Mitarbeiterin

Commy und Wecksy

Begebenheiten zum Schmunzeln

Seit fast 20 Jahren arbeite ich im Caritas-Seniorenheim St. Elisabeth in Eichstätt. Immer wieder gab es dabei Begebenheiten, die mich zum Schmunzeln brachten. Ein paar davon, die mir spontan in den Sinn kommen, möchte ich Ihnen gerne erzählen.

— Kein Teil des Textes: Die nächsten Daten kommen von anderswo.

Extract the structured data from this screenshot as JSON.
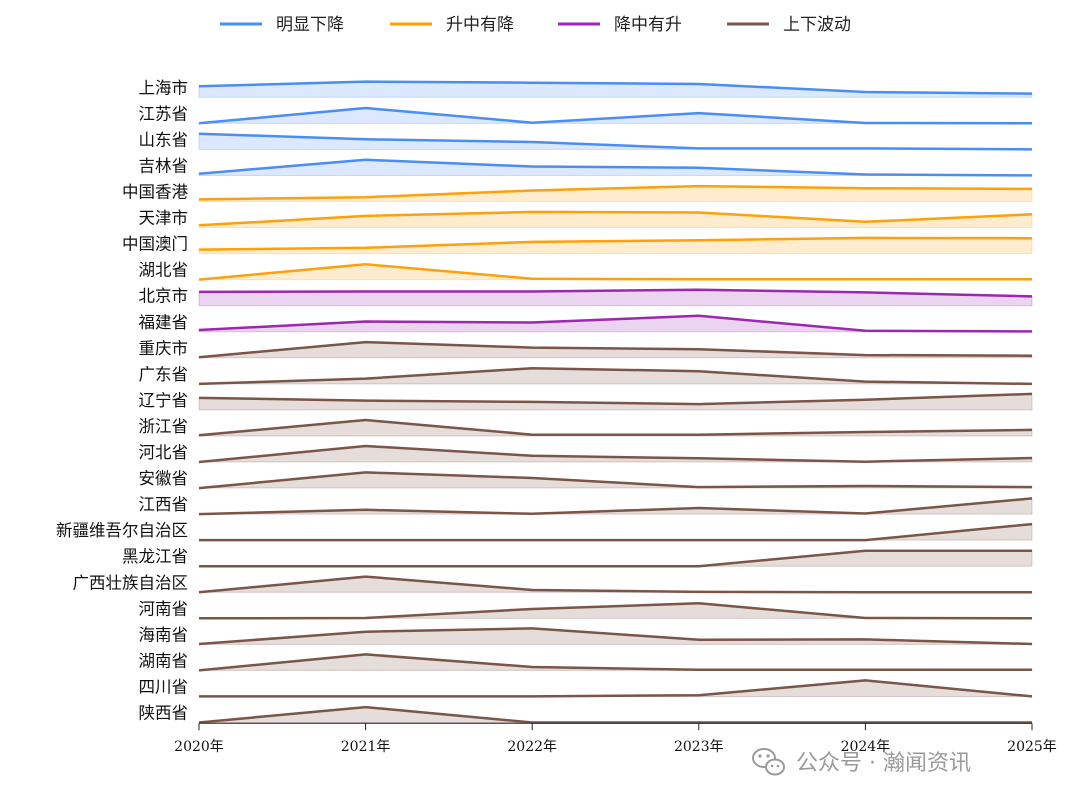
{
  "chart_data": {
    "type": "area",
    "subtype": "ridgeline",
    "x": [
      "2020年",
      "2021年",
      "2022年",
      "2023年",
      "2024年",
      "2025年"
    ],
    "grid": false,
    "legend_position": "top",
    "legend": [
      {
        "key": "down",
        "name": "明显下降",
        "color": "#4a8df6"
      },
      {
        "key": "updown",
        "name": "升中有降",
        "color": "#ffa00a"
      },
      {
        "key": "downup",
        "name": "降中有升",
        "color": "#9c27b0"
      },
      {
        "key": "fluct",
        "name": "上下波动",
        "color": "#7a5548"
      }
    ],
    "series": [
      {
        "name": "上海市",
        "group": "down",
        "values": [
          0.69,
          0.98,
          0.91,
          0.83,
          0.33,
          0.23
        ]
      },
      {
        "name": "江苏省",
        "group": "down",
        "values": [
          0,
          0.96,
          0.04,
          0.64,
          0.02,
          0
        ]
      },
      {
        "name": "山东省",
        "group": "down",
        "values": [
          0.98,
          0.63,
          0.46,
          0.06,
          0.06,
          0
        ]
      },
      {
        "name": "吉林省",
        "group": "down",
        "values": [
          0.11,
          0.98,
          0.56,
          0.48,
          0.06,
          0
        ]
      },
      {
        "name": "中国香港",
        "group": "updown",
        "values": [
          0.13,
          0.27,
          0.69,
          0.96,
          0.83,
          0.79
        ]
      },
      {
        "name": "天津市",
        "group": "updown",
        "values": [
          0.14,
          0.73,
          0.98,
          0.94,
          0.36,
          0.83
        ]
      },
      {
        "name": "中国澳门",
        "group": "updown",
        "values": [
          0.25,
          0.36,
          0.73,
          0.83,
          0.98,
          0.96
        ]
      },
      {
        "name": "湖北省",
        "group": "updown",
        "values": [
          0,
          0.96,
          0.06,
          0.02,
          0.02,
          0.02
        ]
      },
      {
        "name": "北京市",
        "group": "downup",
        "values": [
          0.86,
          0.89,
          0.89,
          1.0,
          0.83,
          0.58
        ]
      },
      {
        "name": "福建省",
        "group": "downup",
        "values": [
          0.11,
          0.64,
          0.58,
          1.0,
          0.06,
          0.02
        ]
      },
      {
        "name": "重庆市",
        "group": "fluct",
        "values": [
          0.04,
          0.98,
          0.64,
          0.54,
          0.17,
          0.13
        ]
      },
      {
        "name": "广东省",
        "group": "fluct",
        "values": [
          0,
          0.33,
          0.98,
          0.79,
          0.14,
          0
        ]
      },
      {
        "name": "辽宁省",
        "group": "fluct",
        "values": [
          0.75,
          0.58,
          0.5,
          0.36,
          0.64,
          1.0
        ]
      },
      {
        "name": "浙江省",
        "group": "fluct",
        "values": [
          0.04,
          1.0,
          0.08,
          0.08,
          0.25,
          0.38
        ]
      },
      {
        "name": "河北省",
        "group": "fluct",
        "values": [
          0,
          1.0,
          0.39,
          0.23,
          0.02,
          0.25
        ]
      },
      {
        "name": "安徽省",
        "group": "fluct",
        "values": [
          0,
          0.98,
          0.63,
          0.06,
          0.13,
          0.06
        ]
      },
      {
        "name": "江西省",
        "group": "fluct",
        "values": [
          0,
          0.27,
          0.02,
          0.38,
          0.04,
          0.98
        ]
      },
      {
        "name": "新疆维吾尔自治区",
        "group": "fluct",
        "values": [
          0,
          0,
          0,
          0,
          0,
          1.0
        ]
      },
      {
        "name": "黑龙江省",
        "group": "fluct",
        "values": [
          0,
          0,
          0,
          0,
          0.96,
          0.96
        ]
      },
      {
        "name": "广西壮族自治区",
        "group": "fluct",
        "values": [
          0,
          0.98,
          0.14,
          0.02,
          0,
          0
        ]
      },
      {
        "name": "河南省",
        "group": "fluct",
        "values": [
          0,
          0.02,
          0.58,
          0.94,
          0.02,
          0
        ]
      },
      {
        "name": "海南省",
        "group": "fluct",
        "values": [
          0.02,
          0.79,
          1.0,
          0.29,
          0.31,
          0.02
        ]
      },
      {
        "name": "湖南省",
        "group": "fluct",
        "values": [
          0,
          1.0,
          0.21,
          0.04,
          0.04,
          0.04
        ]
      },
      {
        "name": "四川省",
        "group": "fluct",
        "values": [
          0,
          0,
          0,
          0.08,
          1.0,
          0
        ]
      },
      {
        "name": "陕西省",
        "group": "fluct",
        "values": [
          0,
          0.96,
          0,
          0,
          0,
          0
        ]
      }
    ]
  },
  "watermark": {
    "text": "公众号 · 瀚闻资讯",
    "icon": "wechat-icon"
  }
}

Als ich eine an Demenz erkrankte Bewohnerin duschen musste, nutzte ich die Zeit, um mich mit ihr über ihre Biografie zu unterhalten. Ich erkundigte mich nach ihren Kindern, wie viele sie habe, wo sie wohnten und wie sie denn hießen. Als ich sie fragte, wie denn ihr Ehemann hieß, dachte sie laut nach und überlegte dabei: "Wie hat jetzt der Werner geheißen!"". Da war des Rätsels Lösung gefunden und wir mussten beide herzhaft lachen.

Ein anderes Mal brachte ich eine Bewohnerin, die schwer pflegebedürftig war, zu Bett. Als sie im Bett lag, und alles für die Nachtruhe bereit war, sagte sie zu mir: "Danke, Schwester Anita. Kommen Sie gut heim"….. ich dachte nicht lang nach und sagt aus lauter Routine: "Danke, Sie auch!".

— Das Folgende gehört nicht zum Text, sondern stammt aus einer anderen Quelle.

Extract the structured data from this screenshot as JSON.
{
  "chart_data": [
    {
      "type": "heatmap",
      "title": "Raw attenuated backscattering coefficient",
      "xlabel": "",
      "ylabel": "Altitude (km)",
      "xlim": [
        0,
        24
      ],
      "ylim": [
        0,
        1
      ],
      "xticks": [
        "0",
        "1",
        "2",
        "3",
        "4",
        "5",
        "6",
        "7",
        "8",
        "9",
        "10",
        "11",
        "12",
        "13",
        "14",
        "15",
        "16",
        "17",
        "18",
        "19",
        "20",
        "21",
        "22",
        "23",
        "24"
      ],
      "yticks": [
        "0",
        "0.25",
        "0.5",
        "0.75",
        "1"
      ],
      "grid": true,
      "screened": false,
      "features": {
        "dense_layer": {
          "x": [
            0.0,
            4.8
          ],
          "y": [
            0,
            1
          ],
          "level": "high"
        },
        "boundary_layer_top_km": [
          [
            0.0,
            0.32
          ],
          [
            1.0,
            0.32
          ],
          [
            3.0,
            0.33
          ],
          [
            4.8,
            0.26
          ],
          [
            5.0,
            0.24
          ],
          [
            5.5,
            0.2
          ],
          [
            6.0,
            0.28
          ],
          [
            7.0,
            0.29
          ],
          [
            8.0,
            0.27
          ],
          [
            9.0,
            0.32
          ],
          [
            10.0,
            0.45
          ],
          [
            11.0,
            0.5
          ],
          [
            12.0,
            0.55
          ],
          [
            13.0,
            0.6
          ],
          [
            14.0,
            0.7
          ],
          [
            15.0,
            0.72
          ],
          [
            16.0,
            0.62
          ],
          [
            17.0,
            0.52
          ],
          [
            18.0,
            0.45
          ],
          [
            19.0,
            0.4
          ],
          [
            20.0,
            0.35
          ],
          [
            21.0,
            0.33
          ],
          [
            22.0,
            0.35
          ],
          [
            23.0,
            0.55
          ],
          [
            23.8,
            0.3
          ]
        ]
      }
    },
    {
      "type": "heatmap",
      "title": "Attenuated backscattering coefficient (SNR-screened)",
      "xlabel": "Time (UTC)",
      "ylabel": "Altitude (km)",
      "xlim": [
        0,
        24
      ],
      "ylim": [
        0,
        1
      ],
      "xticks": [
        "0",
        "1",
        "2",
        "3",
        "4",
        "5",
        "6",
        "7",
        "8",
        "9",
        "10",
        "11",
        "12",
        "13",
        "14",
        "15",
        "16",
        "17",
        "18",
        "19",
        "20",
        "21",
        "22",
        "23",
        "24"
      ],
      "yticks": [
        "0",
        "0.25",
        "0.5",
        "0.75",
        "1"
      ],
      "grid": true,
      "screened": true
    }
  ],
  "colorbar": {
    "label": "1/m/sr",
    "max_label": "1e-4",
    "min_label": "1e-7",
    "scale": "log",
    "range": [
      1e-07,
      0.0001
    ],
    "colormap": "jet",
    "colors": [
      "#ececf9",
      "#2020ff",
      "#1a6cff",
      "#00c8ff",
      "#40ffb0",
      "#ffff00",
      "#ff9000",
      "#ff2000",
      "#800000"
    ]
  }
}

Frau K. stammte aus dem norddeutschen Raum, und kam durch ihren Sohn zu uns nach Eichstätt. Deshalb verstand sie unseren Dialekt nur schwer, und es war besonders wichtig, hochdeutsch mit ihr zu sprechen. Leider war ich in Deutsch nie besonders gut, und trotz aller Bemühungen passierte es mir immer wieder, dass ich beim Reden in den Dialekt rutschte. Zum Abschied abends sagte ich zu Frau K.: "Morgen komm i und weck Sie!". Sie blickte mich nur verwundert mit großen Augen an und sagte: "Commy und Wecksy kenn ich nicht!". Da wusste ich, dass mein Hochdeutsch noch etwas Übung bedarf.

Frau K. stellte eines Tages im Hinblick auf unsere Berufskleidung fest: "Die jungen Leute heutzutage tragen alle weiß - zu meiner Zeit war das noch nicht so!"

Eines Abends habe ich Frau B. ins Bett gebracht. Kurz darauf läutete sie nochmal. Als ich sie fragte, was sie denn brauche, meinte sie: "Schwester, ich hab die Füße beim Kopf!". Erst beim näheren Hinsehen wusste ich, wo das Problem lag: Die Bettdecke lag verkehrt herum auf ihr. Die Sache konnte schnell behoben werden!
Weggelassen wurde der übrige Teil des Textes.